Problem: I do not know how to keep create a proper binding that properly gets updated as the pages are changed. I tried giving my notification controls a binding to the Dictionary<string, BasePage> with a converter that checks all pages and the relevant property.
Questions:
1) How do I create a proper property for this purpose? I presume I need a DependancyProperty as I did a fair bit of reading on MSDN, but I can't figure out how this fits together.
2) How do I make a link between my custom property so that it allows (multiple) control(s) on a page to change that property? Do I use INotifyPropertyChanged somehow? My old example bound against several CheckBox.IsChecked properties in XAML. I am trying to avoid putting tons of events (OnChange, etc) on the controls as the original code did not need it and I have been told it makes for a messy solution for as far WPF is concerned.
3) Finally, I suspect I may need to change my Dictionary<string, BasePage> class to a custom implementation that implements some sort of INotifyPropertyChanged but for Collections?
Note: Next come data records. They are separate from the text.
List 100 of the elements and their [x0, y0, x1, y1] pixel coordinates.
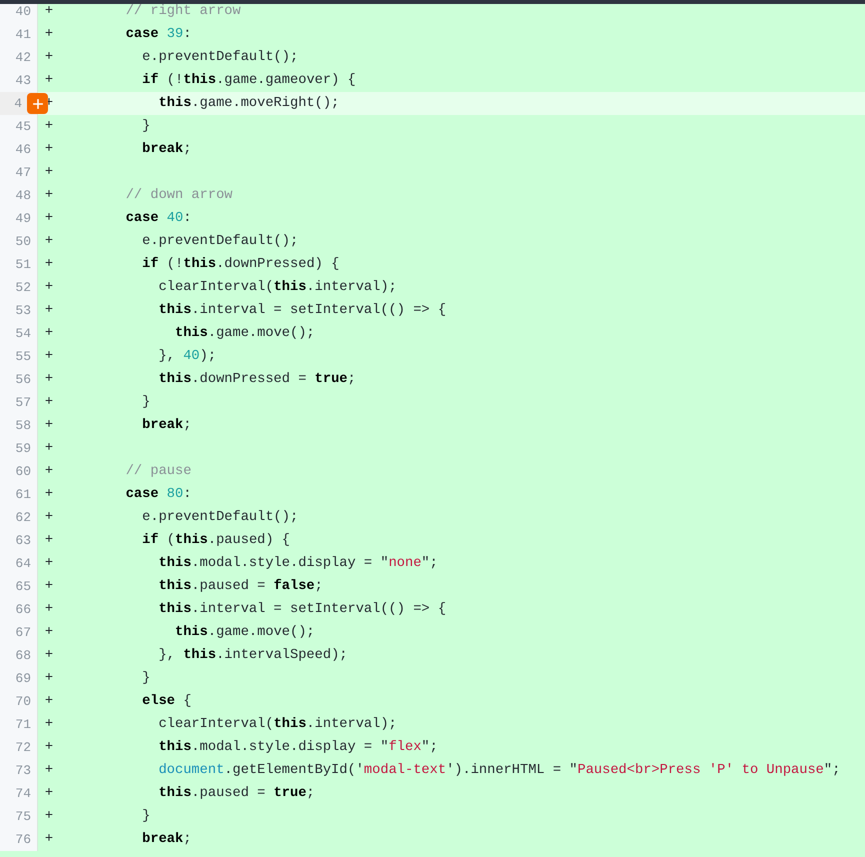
diff-sign: +	[44, 671, 54, 686]
line-number: 65	[15, 579, 31, 594]
code-line: else {	[141, 694, 192, 709]
code-line: clearInterval(this.interval);	[158, 717, 397, 732]
line-number: 48	[15, 188, 31, 203]
code-line: this.modal.style.display = "flex";	[158, 740, 438, 755]
diff-sign: +	[44, 27, 54, 42]
line-number: 73	[15, 763, 31, 778]
code-line: this.game.move();	[174, 625, 315, 640]
code-line: // right arrow	[124, 4, 241, 19]
diff-sign: +	[44, 326, 54, 341]
line-number: 54	[15, 326, 31, 341]
line-number: 67	[15, 625, 31, 640]
diff-sign: +	[44, 257, 54, 272]
line-number: 60	[15, 464, 31, 479]
line-number: 58	[15, 418, 31, 433]
code-line: clearInterval(this.interval);	[158, 280, 397, 295]
diff-sign: +	[44, 119, 54, 134]
diff-sign: +	[44, 50, 54, 65]
diff-sign: +	[44, 303, 54, 318]
code-line: break;	[141, 142, 192, 157]
code-line: }	[141, 671, 150, 686]
code-line: this.game.move();	[174, 326, 315, 341]
code-line: if (!this.downPressed) {	[141, 257, 340, 272]
diff-sign: +	[44, 4, 54, 19]
code-line: }	[141, 395, 150, 410]
code-line: }, 40);	[158, 349, 216, 364]
line-number: 71	[15, 717, 31, 732]
line-number: 50	[15, 234, 31, 249]
diff-sign: +	[44, 786, 54, 801]
diff-sign: +	[44, 694, 54, 709]
line-number: 51	[15, 257, 31, 272]
line-number: 46	[15, 142, 31, 157]
code-line: // pause	[124, 464, 192, 479]
line-number: 47	[15, 165, 31, 180]
line-number: 49	[15, 211, 31, 226]
code-line: document.getElementById('modal-text').innerHTML = "Paused<br>Press 'P' to Unpause";	[158, 763, 840, 778]
code-line: case 40:	[124, 211, 192, 226]
code-line: this.game.moveRight();	[158, 96, 340, 111]
diff-sign: +	[44, 372, 54, 387]
diff-sign: +	[44, 625, 54, 640]
code-line: this.modal.style.display = "none";	[158, 556, 438, 571]
diff-sign: +	[44, 763, 54, 778]
code-line: e.preventDefault();	[141, 510, 298, 525]
code-line: this.downPressed = true;	[158, 372, 356, 387]
code-line: this.interval = setInterval(() => {	[158, 303, 446, 318]
line-number: 57	[15, 395, 31, 410]
add-comment-button[interactable]	[27, 93, 48, 114]
code-line: }	[141, 119, 150, 134]
diff-sign: +	[44, 832, 54, 847]
code-line: case 80:	[124, 487, 192, 502]
code-line: case 39:	[124, 27, 192, 42]
code-line: break;	[141, 418, 192, 433]
diff-sign: +	[44, 418, 54, 433]
line-number: 64	[15, 556, 31, 571]
line-number: 76	[15, 832, 31, 847]
diff-sign: +	[44, 395, 54, 410]
line-number: 42	[15, 50, 31, 65]
line-number: 68	[15, 648, 31, 663]
code-line: // down arrow	[124, 188, 232, 203]
diff-sign: +	[44, 211, 54, 226]
code-line: this.interval = setInterval(() => {	[158, 602, 446, 617]
line-number: 69	[15, 671, 31, 686]
line-number: 75	[15, 809, 31, 824]
diff-sign: +	[44, 73, 54, 88]
diff-sign: +	[44, 464, 54, 479]
diff-sign: +	[44, 740, 54, 755]
line-number: 53	[15, 303, 31, 318]
diff-sign: +	[44, 165, 54, 180]
code-line: if (!this.game.gameover) {	[141, 73, 356, 88]
diff-sign: +	[44, 809, 54, 824]
diff-sign: +	[44, 556, 54, 571]
diff-sign: +	[44, 533, 54, 548]
diff-sign: +	[44, 579, 54, 594]
code-line: e.preventDefault();	[141, 234, 298, 249]
diff-sign: +	[44, 188, 54, 203]
line-number: 4	[14, 96, 22, 111]
diff-sign: +	[44, 717, 54, 732]
line-number: 62	[15, 510, 31, 525]
diff-sign: +	[44, 280, 54, 295]
line-number: 66	[15, 602, 31, 617]
line-number: 70	[15, 694, 31, 709]
line-number: 61	[15, 487, 31, 502]
diff-sign: +	[44, 602, 54, 617]
line-number: 63	[15, 533, 31, 548]
line-number: 40	[15, 4, 31, 19]
diff-sign: +	[44, 510, 54, 525]
code-line: }, this.intervalSpeed);	[158, 648, 348, 663]
diff-sign: +	[44, 142, 54, 157]
line-number: 72	[15, 740, 31, 755]
code-line: break;	[141, 832, 192, 847]
line-number: 52	[15, 280, 31, 295]
line-number: 43	[15, 73, 31, 88]
diff-sign: +	[44, 234, 54, 249]
line-number: 56	[15, 372, 31, 387]
code-line: }	[141, 809, 150, 824]
line-number: 55	[15, 349, 31, 364]
code-line: this.paused = false;	[158, 579, 323, 594]
line-number: 41	[15, 27, 31, 42]
diff-sign: +	[44, 441, 54, 456]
Observable Collection is the term I am looking for, I believe.
I hope someone is able to bridge the gap in my understanding of WPF (property) internals; I would very much appreciate it. A basic sample would be even better, but if it is too complicated, just a nudge in the right direction will do. Thank you. :)
It's been a while since I solved this, and while I cannot remember the exact cause of the problems, there were a few different issues that made up the bulk of the trouble I ran into.
I ended up making the Property in question a non-abstract DependencyProperty in the base class; it was the only way in which I could properly delegate the change notifications to the interface. Derived classes simply ended up binding it to their controls (with a proper Converter in the case extra logic was necessitated).
As Dictionary<string, BasePage> does not support any sort of change notification, I made an extra collection of ObservableCollection<BasePage> which I used for binding purposes.
However, such a collection does not propagate a change event when items inside of it has a property changed. Since this situation required that, and I was binding to the collection itself in the context of a property that does not have a Master<->Detail relationship like a DataGrid (which basically add their own OnPropertyChanged handlers to the binded object), I ended up subclassing a VeryObservableCollecton<>. This one listens to its own items, and throws a proper change event (I think it was an OnPropertyChanged from the INotifyPropertyChanged interface) so that the binding (or in this case a multi-binding) would refresh properly and allow my interface to update.
It is hardly the prettiest code, and it feels over-engineered, but at least it allows me to properly bind the UI to the data in this manner.